Nigeria to increase gas for domestic use, says NNPC managing director

43062111571 e0266c432a cThe Nigerian National Petroleum Corporation (NNPC), the national oil company, has announced its intention to expand its domestic gas production so as to double capacity from the current production of 1.1 bscf to 2.2 bscf

Mr Mele Kyari, managing director of the NNPC, announced this at the opening of the Sub-Saharan African International Petroleum Exhibition and Conference (SAIPEC) in Lagos, Nigeria.

Mr Kyari said that the NNPC intends to do this by completing the ongoing expansion of the Escravos-Lagos pipeline, the 514 km domestic gas pipeline network from Escravos in the Niger Delta, Nigeria’s main oil-producing area to the western part of Nigeria, the commercial area of Nigeria, where most of the industries are located. Built by the NNPC in 1989, the pipeline supplies domestic gas to power plants, local industries and the West African pipeline.

Mr Kyari, who spoke on “Oil and Gas as an Enabler for Economic Transformation in sub-Saharan Africa,” said that the NNPC is involved in various other gas expansion projects and that the construction of the Ajaokuta-Kaduna-Kano gas pipeline would begin in the second quarter of 2020 to further boost the country’s economic activities.

He felt that the signing of the Deep Offshore and Inland Basin Production Sharing Contract (Amendment) Act 2019, which streamlined the fiscal terms of the Deep Offshore and Inland Basin and signed by President Mohammed Buhari in November 2019, had set “the industry on the path of irreversible growth”.

He also spoke on Nigeria’s determination to market more with the recent signing of the Final Investment Decision of Nigeria’s LNG Train 7 – the expansion will increase NNLG’s current production from 22 mtpa to 30 mtpa.

He said that in Nigeria, as in other West African countries, natural resources dominate other major economic initiatives and activities, pointing out that every aspect of Nigeria’s economy and social life revolves around oil and gas.
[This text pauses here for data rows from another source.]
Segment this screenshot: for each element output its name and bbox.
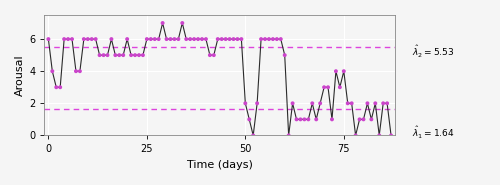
Point <box>284 134 292 137</box>
Point <box>379 102 387 105</box>
Point <box>261 38 269 41</box>
Point <box>368 118 376 121</box>
Point <box>383 102 391 105</box>
Point <box>320 86 328 89</box>
Point <box>68 38 76 41</box>
Text: $\hat{\lambda}_1 = 1.64$: $\hat{\lambda}_1 = 1.64$ <box>412 125 455 141</box>
Point <box>150 38 158 41</box>
Point <box>64 38 72 41</box>
Point <box>238 38 246 41</box>
Point <box>72 70 80 73</box>
Point <box>246 118 254 121</box>
Point <box>214 38 222 41</box>
Point <box>372 102 380 105</box>
Point <box>265 38 273 41</box>
Point <box>375 134 383 137</box>
Point <box>123 38 131 41</box>
Point <box>202 38 210 41</box>
Point <box>340 70 348 73</box>
Point <box>44 38 52 41</box>
Point <box>194 38 202 41</box>
Point <box>116 54 124 57</box>
Point <box>174 38 182 41</box>
Point <box>316 102 324 105</box>
Point <box>206 54 214 57</box>
Point <box>304 118 312 121</box>
Point <box>96 54 104 57</box>
Point <box>80 38 88 41</box>
Point <box>328 118 336 121</box>
Point <box>234 38 241 41</box>
Point <box>222 38 230 41</box>
Point <box>198 38 206 41</box>
Point <box>257 38 265 41</box>
Point <box>119 54 127 57</box>
Point <box>139 54 147 57</box>
Point <box>162 38 170 41</box>
Point <box>166 38 174 41</box>
Point <box>88 38 96 41</box>
Point <box>308 102 316 105</box>
Point <box>226 38 234 41</box>
Point <box>249 134 257 137</box>
Point <box>273 38 281 41</box>
Point <box>280 54 288 57</box>
Point <box>277 38 285 41</box>
Point <box>76 70 84 73</box>
Point <box>292 118 300 121</box>
Point <box>210 54 218 57</box>
Point <box>230 38 237 41</box>
Point <box>182 38 190 41</box>
Text: $\hat{\lambda}_2 = 5.53$: $\hat{\lambda}_2 = 5.53$ <box>412 44 455 60</box>
Point <box>190 38 198 41</box>
Point <box>112 54 120 57</box>
Point <box>288 102 296 105</box>
Point <box>344 102 351 105</box>
Point <box>52 86 60 89</box>
Point <box>147 38 155 41</box>
X-axis label: Time (days): Time (days) <box>187 160 252 170</box>
Point <box>242 102 250 105</box>
Point <box>92 38 100 41</box>
Point <box>108 38 116 41</box>
Point <box>60 38 68 41</box>
Point <box>127 54 135 57</box>
Point <box>364 102 372 105</box>
Point <box>170 38 178 41</box>
Point <box>387 134 395 137</box>
Point <box>296 118 304 121</box>
Point <box>100 54 108 57</box>
Point <box>312 118 320 121</box>
Point <box>158 21 166 24</box>
Point <box>348 102 356 105</box>
Point <box>48 70 56 73</box>
Point <box>104 54 112 57</box>
Point <box>178 21 186 24</box>
Point <box>56 86 64 89</box>
Point <box>269 38 277 41</box>
Point <box>143 38 151 41</box>
Point <box>154 38 162 41</box>
Point <box>131 54 139 57</box>
Point <box>253 102 261 105</box>
Point <box>332 70 340 73</box>
Point <box>352 134 360 137</box>
Point <box>324 86 332 89</box>
Point <box>84 38 92 41</box>
Point <box>135 54 143 57</box>
Y-axis label: Arousal: Arousal <box>15 54 25 96</box>
Point <box>218 38 226 41</box>
Point <box>336 86 344 89</box>
Point <box>356 118 364 121</box>
Point <box>186 38 194 41</box>
Point <box>360 118 368 121</box>
Point <box>300 118 308 121</box>
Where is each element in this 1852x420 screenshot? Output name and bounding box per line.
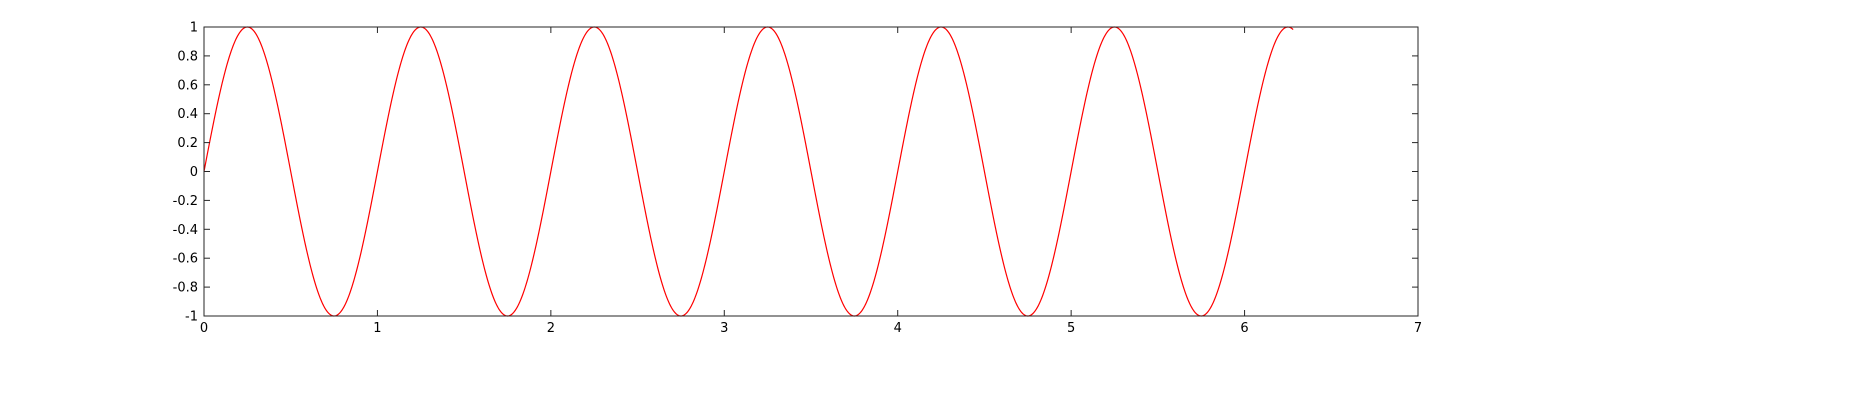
- x-tick-label: 7: [1414, 321, 1422, 336]
- x-tick-label: 5: [1067, 321, 1075, 336]
- y-tick-label: -0.6: [173, 252, 198, 267]
- series-layer: [203, 26, 1294, 317]
- x-tick-label: 0: [200, 321, 208, 336]
- x-tick-label: 1: [373, 321, 381, 336]
- y-tick-label: 0.2: [177, 136, 198, 151]
- y-tick-label: 0.8: [177, 49, 198, 64]
- series-line-1: [203, 26, 1294, 317]
- x-tick-label: 3: [720, 321, 728, 336]
- y-tick-label: 0.6: [177, 78, 198, 93]
- x-tick-label: 2: [547, 321, 555, 336]
- y-axis-ticks: 1 0.8 0.6 0.4 0.2 0 -0.2 -0.4 -0.6 -0.8 -1: [173, 21, 1418, 325]
- y-tick-label: -0.8: [173, 281, 198, 296]
- x-tick-label: 6: [1240, 321, 1248, 336]
- y-tick-label: -1: [185, 310, 198, 325]
- y-tick-label: 0.4: [177, 107, 198, 122]
- y-tick-label: -0.4: [173, 223, 198, 238]
- y-tick-label: 1: [190, 21, 198, 36]
- y-tick-label: -0.2: [173, 194, 198, 209]
- y-tick-label: 0: [190, 165, 198, 180]
- x-tick-label: 4: [894, 321, 902, 336]
- x-axis-ticks: 0 1 2 3 4 5 6 7: [200, 27, 1422, 336]
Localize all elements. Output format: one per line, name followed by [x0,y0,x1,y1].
“Oil and gas resources have remained the major source of revenue that has kept the wheels of Nigeria moving for over five decades. Oil, as we all know, has served as key enabler to the economic transformation of many nations like Norway, Saudi Arabia, UAE, Qatar and many other oil resources dependent nations.

“The current government under the leadership of President Muhammadu Buhari has made it a priority to ensure revenues from oil and gas resources are utilised to support the emergence and growth of other non-oil sectors of the economy.

“In order to achieve this objective, it means more money will be required from the oil and gas to fund new economic projects outside the oil and gas industry,”

He said that the NNPC has been repositioned to support the vision for economic diversification and aims to increase oil production from 2.3 mmbbl per day to three million barrels per day, and to achieve this, it works with its partners to significantly reduce the cost of production per barrel in order to improve the flow of the required revenue and to support economic diversification.

He added that the NNPC was encouraging private investors to boost investment in oil and gas value chain as a way of creating more value and job opportunities for the nation’s teeming youths.

Mr Kyari explained that Nigeria was still a net importer of petroleum products due to the current state of NNPC refineries and the long absence of private investment in the refining sector, but said that would soon change as NNPC had invited investors to revamp and expand the domestic refining capacity in order to support the growth of the downstream sector and guarantee energy security for the nation.

“We are progressing with the establishment of condensate refineries to fast-track domestic supply of petroleum products. In the same vein, the corporation would support the actualisation of the 650Kbbl/day Dangote Refinery, as well as other private initiatives along this line. Our plan is for Nigeria to become a net exporter of petroleum products by 2023,” Kyari noted.